The WordPress 2.7 release is scheduled to be ready on November 10th – for those interested in an early preview of the new features, a set of black and white wireframes showing the current navigation structure has been released at:
What major changes will we see in the new 2.7 WordPress release? The biggest is that the main navigation menu has been shifted to the left side. The logic here is to reduce the amount of scrolling needed on pages and to increase the amount of content space in the main section. The header size has also been reduced and “includes breadcrumb navigation links in place of the large screen headline in the work area”. I see this as a nod in many ways to the trend highlighted by the release of Google Chrome, which includes quite a bit more active space in the main frame of the browser compared to IE and Firefox, and of course to the continued rise of AJAX in user interfaces to dynamically load content without refreshing the page.
WordPress 2.7 looks also to bring back a customizable “widget” configuration for the composition section, which will allow for the dragging and dropping of navigation elements to create a personalized admin area. There is also more ability to turn on and off elements in the write panel display.

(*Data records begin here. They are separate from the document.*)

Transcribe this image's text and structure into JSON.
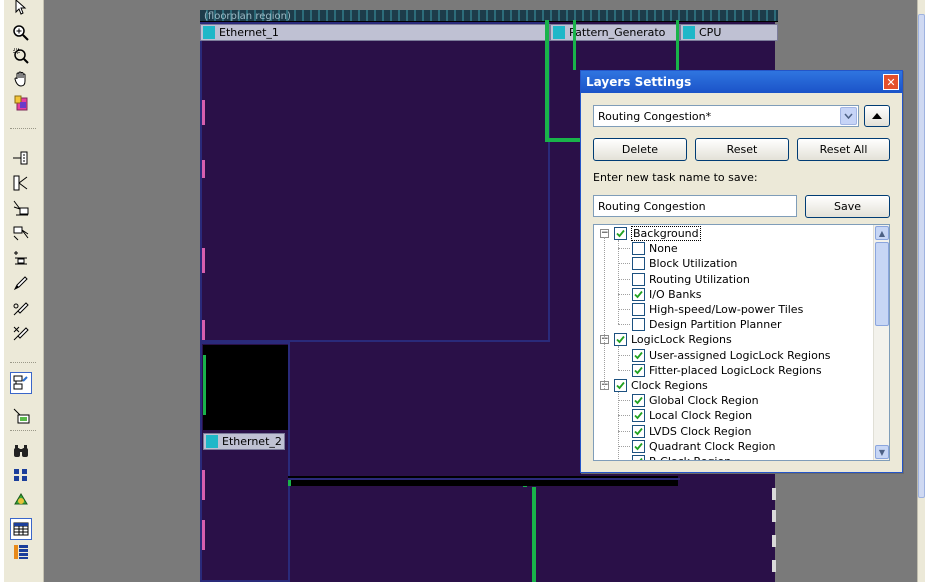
{
  "toolbar": {
    "icons": [
      "selection-icon",
      "zoom-in-icon",
      "zoom-region-icon",
      "hand-icon",
      "layers-icon",
      "node-icon",
      "path-icon",
      "fanin-icon",
      "fanout-icon",
      "connection-icon",
      "edit-icon",
      "route-icon",
      "delete-route-icon",
      "assignment-icon",
      "display-icon",
      "find-icon",
      "blocks-icon",
      "fitter-icon",
      "table-icon",
      "list-icon"
    ]
  },
  "regions": {
    "top_header_partial": "(floorplan region)",
    "ethernet_1": "Ethernet_1",
    "pattern_generator": "Pattern_Generato",
    "cpu": "CPU",
    "ethernet_2": "Ethernet_2"
  },
  "dialog": {
    "title": "Layers Settings",
    "close": "✕",
    "preset_value": "Routing Congestion*",
    "delete_label": "Delete",
    "reset_label": "Reset",
    "reset_all_label": "Reset All",
    "task_prompt": "Enter new task name to save:",
    "task_name_value": "Routing Congestion",
    "save_label": "Save",
    "tree": [
      {
        "label": "Background",
        "level": 0,
        "checked": true,
        "expander": true
      },
      {
        "label": "None",
        "level": 1,
        "checked": false
      },
      {
        "label": "Block Utilization",
        "level": 1,
        "checked": false
      },
      {
        "label": "Routing Utilization",
        "level": 1,
        "checked": false
      },
      {
        "label": "I/O Banks",
        "level": 1,
        "checked": true
      },
      {
        "label": "High-speed/Low-power Tiles",
        "level": 1,
        "checked": false
      },
      {
        "label": "Design Partition Planner",
        "level": 1,
        "checked": false
      },
      {
        "label": "LogicLock Regions",
        "level": 0,
        "checked": true,
        "expander": true
      },
      {
        "label": "User-assigned LogicLock Regions",
        "level": 1,
        "checked": true
      },
      {
        "label": "Fitter-placed LogicLock Regions",
        "level": 1,
        "checked": true
      },
      {
        "label": "Clock Regions",
        "level": 0,
        "checked": true,
        "expander": true
      },
      {
        "label": "Global Clock Region",
        "level": 1,
        "checked": true
      },
      {
        "label": "Local Clock Region",
        "level": 1,
        "checked": true
      },
      {
        "label": "LVDS Clock Region",
        "level": 1,
        "checked": true
      },
      {
        "label": "Quadrant Clock Region",
        "level": 1,
        "checked": true
      },
      {
        "label": "R Clock Region",
        "level": 1,
        "checked": true
      }
    ]
  },
  "colors": {
    "canvas_background": "#7a7a7a",
    "region_fill": "#2a1048",
    "region_swatch": "#1fb7c8",
    "routing_line": "#19b34a",
    "dialog_title_bar": "#1b53c8"
  }
}
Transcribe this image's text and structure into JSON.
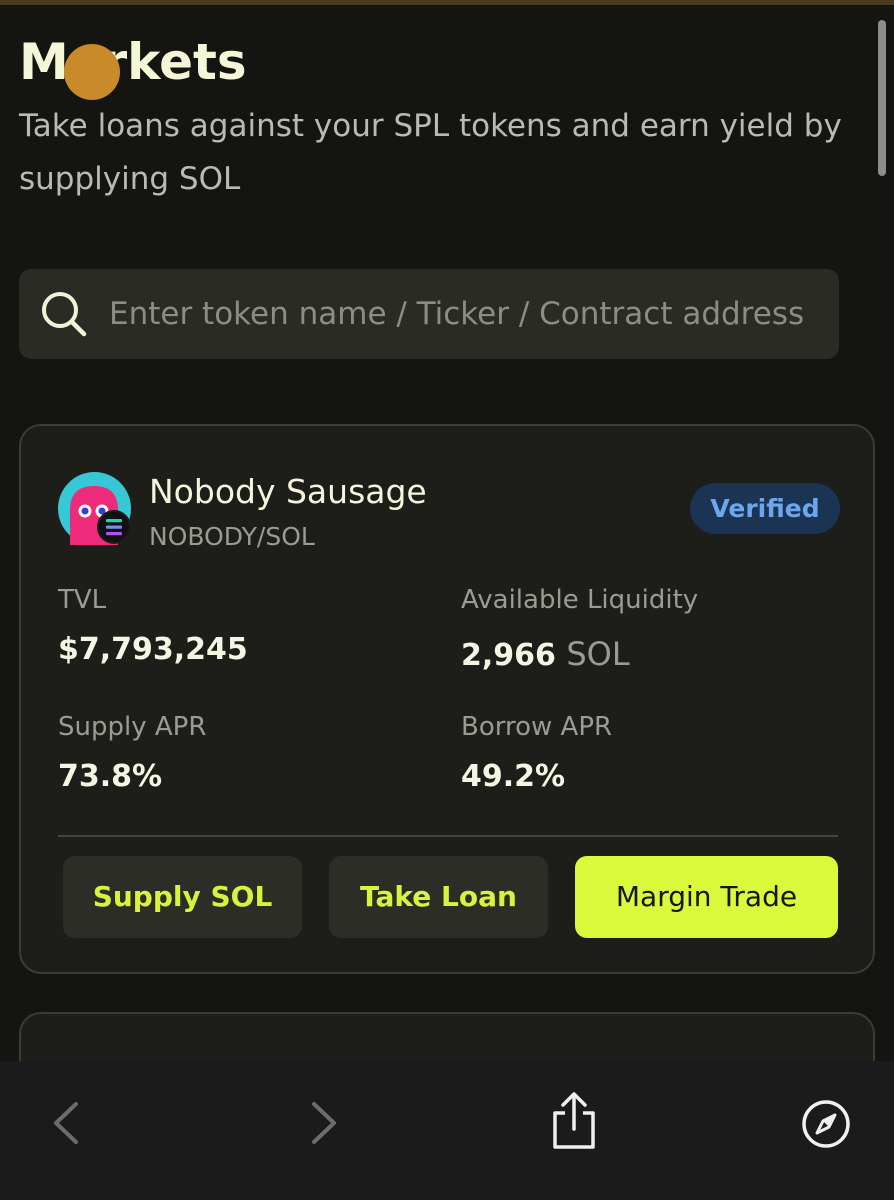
{
  "header": {
    "title": "Markets",
    "subtitle": "Take loans against your SPL tokens and earn yield by supplying SOL"
  },
  "search": {
    "placeholder": "Enter token name / Ticker / Contract address",
    "value": "",
    "icon": "search-icon"
  },
  "markets": [
    {
      "name": "Nobody Sausage",
      "pair": "NOBODY/SOL",
      "badge": "Verified",
      "tvl_label": "TVL",
      "tvl": "$7,793,245",
      "liquidity_label": "Available Liquidity",
      "liquidity_value": "2,966",
      "liquidity_unit": "SOL",
      "supply_apr_label": "Supply APR",
      "supply_apr": "73.8%",
      "borrow_apr_label": "Borrow APR",
      "borrow_apr": "49.2%",
      "actions": {
        "supply": "Supply SOL",
        "loan": "Take Loan",
        "margin": "Margin Trade"
      }
    }
  ],
  "browser_toolbar": {
    "icons": [
      "back-icon",
      "forward-icon",
      "share-icon",
      "compass-icon"
    ]
  },
  "colors": {
    "background": "#141411",
    "accent": "#d9f93a",
    "badge_bg": "#1b3454",
    "badge_text": "#6aa7ee",
    "card_bg": "#1d1e19"
  }
}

The “Add Media” buttons are condensed to a single widget, and is expected to include buttons for video, flash, and other file types as well as standard image files. A new feature is the “Quick Press” option, through which you can publish posts without going through the main editor page. The “What’s Hot” module is being evolved into a more comprehensive feed reader, and elements from the newly acquired “IntenseDebate” related to threaded comments are already being incorporated into the new release.
The main theme seen through most of the changes is condensation of all the page elements to fit on the screen without the need to scroll. This includes the ability to collapse and remove navigation elements to streamline the display. This is being applied to the category management, tags, media library, comment moderation, and post editing sections as well as the composition section and main dashboard. There has also been some renaming of major site sections, particularly related to the “Design” menu which will now be known as “Templates”. A new menu section for “Utilities” will be added, and a centralization of all the “Content” management sections under one tab.
The initial reaction from bloggers and alpha testers on the redesign announcements has been positive. For example, Allen Sterns of Information Week writes:
“The administration interface in the 2.7 release looks amazing. While I find the current version very strong, the new version makes the process of managing a blog even easier. There’s more flexibility for publishers to provide only the necessary features for different users. Another major change is the ability to install plugins with one click. The plugin gallery is now available directly from within the admin panel. Plugins can be installed with one click — no more download, unzip, upload, install. They are working to make the theme gallery function the same way so you can install a theme with one click. The navigation is now docked on the left side of the page and nearly all of the components can be shifted to make the perfect layout for your needs.1”
Or as Mark Evans states:
“For all the excitement about WordPress 2.5 with its pretty new design, WordPress didn’t change all that much for me. The layout was different, the design (provided by hot-shot consulting firm, Happy Cog) was a lot more user-friendly but WordPress continued to be WordPress. By that, I didn’t do much with it other than install a few plugins – after getting used to the new widget system. Most important, I continued to ignore WordPress’ publishing tool; using Ecto as my publishing tool. But judging by what I saw yesterday at WordCamp Toronto, that could all change with WordPress 2.7, which Matt Mullenweg announced will be released next month. In particular, the dashboard and the writing tool are going to be overhauled in a major way that I think are going to be a lot more interesting and exciting than WordPress 2.5.2”
While some have suggested the new system will be difficult to learn, and that major design and navigational changes should have been pushed back to a 3.0 release, it is certain that there is already significant buzz rolling about the new changes in WordPress 2.7 and the new design looks certain to cement the CMS’s reputation as the favorite of bloggers around the world.